Otra de las tantas cosas de las que Oliver estaba categóricamente convencido era de que los libros son una excelente herramienta para cualquier tipo de cosa que uno se proponga hacer en la vida. Incluso en casos como este, puesto que si uno es lo suficientemente persistente en la búsqueda, se puede conseguir en ellos toda la información que se necesite y más. Por otro lado, si había algo que todavía permanecía en los pasadizos secretos y polvorientos de su delicada memoria eran la cantidad de conceptos e ideas que dejaron en su mente la infinidad de libros sobre esoterismo, abducciones, ocultismo, filosofía, hermetismo, alquimia etc., que se apasionó en leer. En una ocasión, leyendo un libro “alquímico-mágico” sobre el refinamiento de los venenos en la Edad Media, y combinando esa información con la de un libro de química escolar, aprendió cómo hacer algo tan letal como el cianuro de hidrógeno. Y si la mezcla era correcta comenzaría a sentir un particular olor a almendras. También averiguó que en el caso del cianuro de hidrógeno. Con solo 50-200 miligramos o 1-3 miligramos por kilo de peso, serían suficientes para matarlo. Y si no se equivocaba en la cantidad, todo saldría a pedir de boca y moriría antes de que comenzara a asfixiarse.

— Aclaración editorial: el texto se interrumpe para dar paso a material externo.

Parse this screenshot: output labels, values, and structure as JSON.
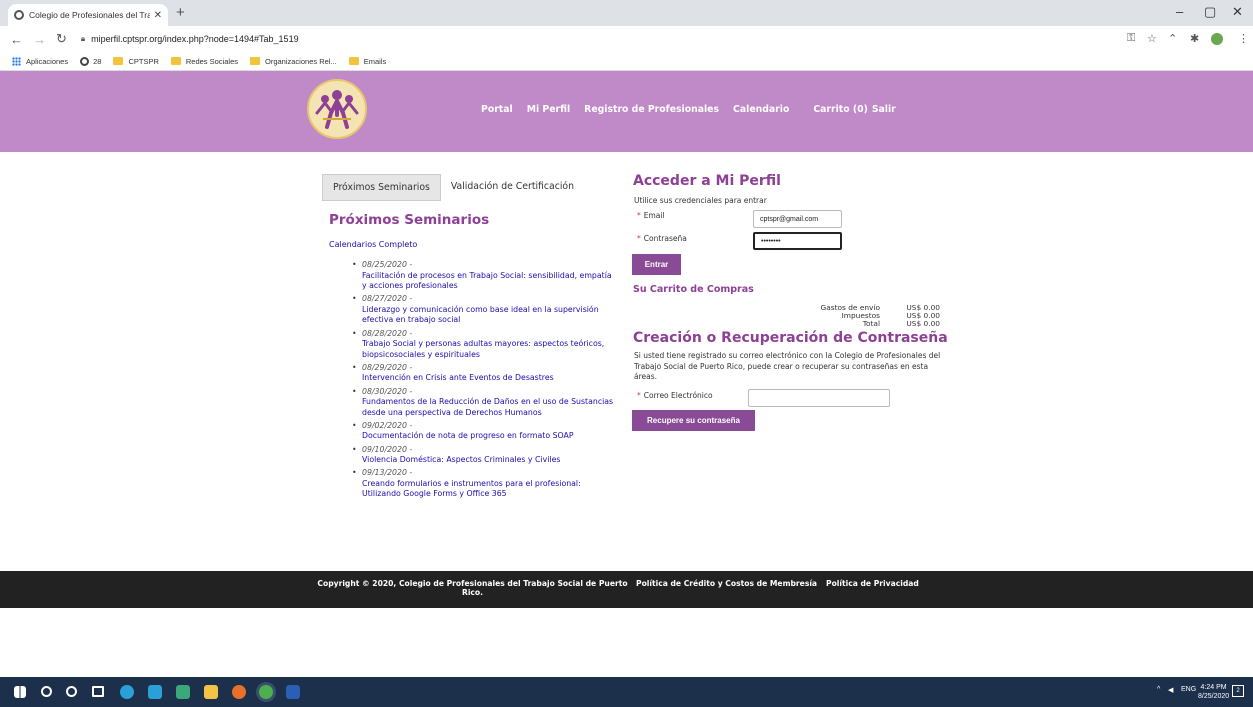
{
  "browser": {
    "tab_title": "Colegio de Profesionales del Trab",
    "tab_close": "✕",
    "new_tab": "+",
    "window_controls": {
      "minimize": "–",
      "maximize": "▢",
      "close": "✕"
    },
    "url": "miperfil.cptspr.org/index.php?node=1494#Tab_1519",
    "bookmarks": [
      {
        "label": "Aplicaciones",
        "icon": "apps-grid-icon"
      },
      {
        "label": "28",
        "icon": "globe-icon"
      },
      {
        "label": "CPTSPR",
        "icon": "folder-icon"
      },
      {
        "label": "Redes Sociales",
        "icon": "folder-icon"
      },
      {
        "label": "Organizaciones Rel...",
        "icon": "folder-icon"
      },
      {
        "label": "Emails",
        "icon": "folder-icon"
      }
    ]
  },
  "nav": {
    "portal": "Portal",
    "mi_perfil": "Mi Perfil",
    "registro": "Registro de Profesionales",
    "calendario": "Calendario",
    "carrito": "Carrito (0)",
    "salir": "Salir"
  },
  "tabs": {
    "proximos": "Próximos Seminarios",
    "validacion": "Validación de Certificación"
  },
  "seminars": {
    "heading": "Próximos Seminarios",
    "calendar_link": "Calendarios Completo",
    "items": [
      {
        "date": "08/25/2020 -",
        "title": "Facilitación de procesos en Trabajo Social: sensibilidad, empatía y acciones profesionales"
      },
      {
        "date": "08/27/2020 -",
        "title": "Liderazgo y comunicación como base ideal en la supervisión efectiva en trabajo social"
      },
      {
        "date": "08/28/2020 -",
        "title": "Trabajo Social y personas adultas mayores: aspectos teóricos, biopsicosociales y espirituales"
      },
      {
        "date": "08/29/2020 -",
        "title": "Intervención en Crisis ante Eventos de Desastres"
      },
      {
        "date": "08/30/2020 -",
        "title": "Fundamentos de la Reducción de Daños en el uso de Sustancias desde una perspectiva de Derechos Humanos"
      },
      {
        "date": "09/02/2020 -",
        "title": "Documentación de nota de progreso en formato SOAP"
      },
      {
        "date": "09/10/2020 -",
        "title": "Violencia Doméstica: Aspectos Criminales y Civiles"
      },
      {
        "date": "09/13/2020 -",
        "title": "Creando formularios e instrumentos para el profesional: Utilizando Google Forms y Office 365"
      }
    ]
  },
  "login": {
    "heading": "Acceder a Mi Perfil",
    "subtitle": "Utilice sus credenciales para entrar",
    "email_label": "Email",
    "email_value": "cptspr@gmail.com",
    "password_label": "Contraseña",
    "password_value": "••••••••",
    "submit": "Entrar"
  },
  "cart": {
    "heading": "Su Carrito de Compras",
    "rows": [
      {
        "label": "Gastos de envío",
        "value": "US$ 0.00"
      },
      {
        "label": "Impuestos",
        "value": "US$ 0.00"
      },
      {
        "label": "Total",
        "value": "US$ 0.00"
      }
    ]
  },
  "recover": {
    "heading": "Creación o Recuperación de Contraseña",
    "text": "Si usted tiene registrado su correo electrónico con la Colegio de Profesionales del Trabajo Social de Puerto Rico, puede crear o recuperar su contraseñas en esta áreas.",
    "email_label": "Correo Electrónico",
    "email_value": "",
    "submit": "Recupere su contraseña"
  },
  "footer": {
    "copyright": "Copyright © 2020, Colegio de Profesionales del Trabajo Social de Puerto Rico.",
    "credit_policy": "Política de Crédito y Costos de Membresía",
    "privacy_policy": "Política de Privacidad"
  },
  "taskbar": {
    "tray_lang": "ENG",
    "time": "4:24 PM",
    "date": "8/25/2020",
    "notifications": "2"
  },
  "colors": {
    "header_bg": "#c089c7",
    "heading": "#8e3f96",
    "button": "#8a4b96",
    "footer_bg": "#222222",
    "taskbar_bg": "#1c2f4b"
  }
}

También averiguó sobre la manera más eficaz de cortarse las venas de las muñecas (consejos que agregó en sus nuevos volantes). Si bien odiaba a los Aleatorios desde lo más profundo de sus intestinos, no era éticamente correcto inducirlos al suicidio sin darles uno que otro consejo práctico para hacerlo de manera correcta y prolija. Alguna vez anotó en uno de sus panfletos… “los cortes deben ser verticales”… hacerlo horizontalmente era de neófitos. La incisión correcta tenía que ser vertical. La sangre sale con más fluidez.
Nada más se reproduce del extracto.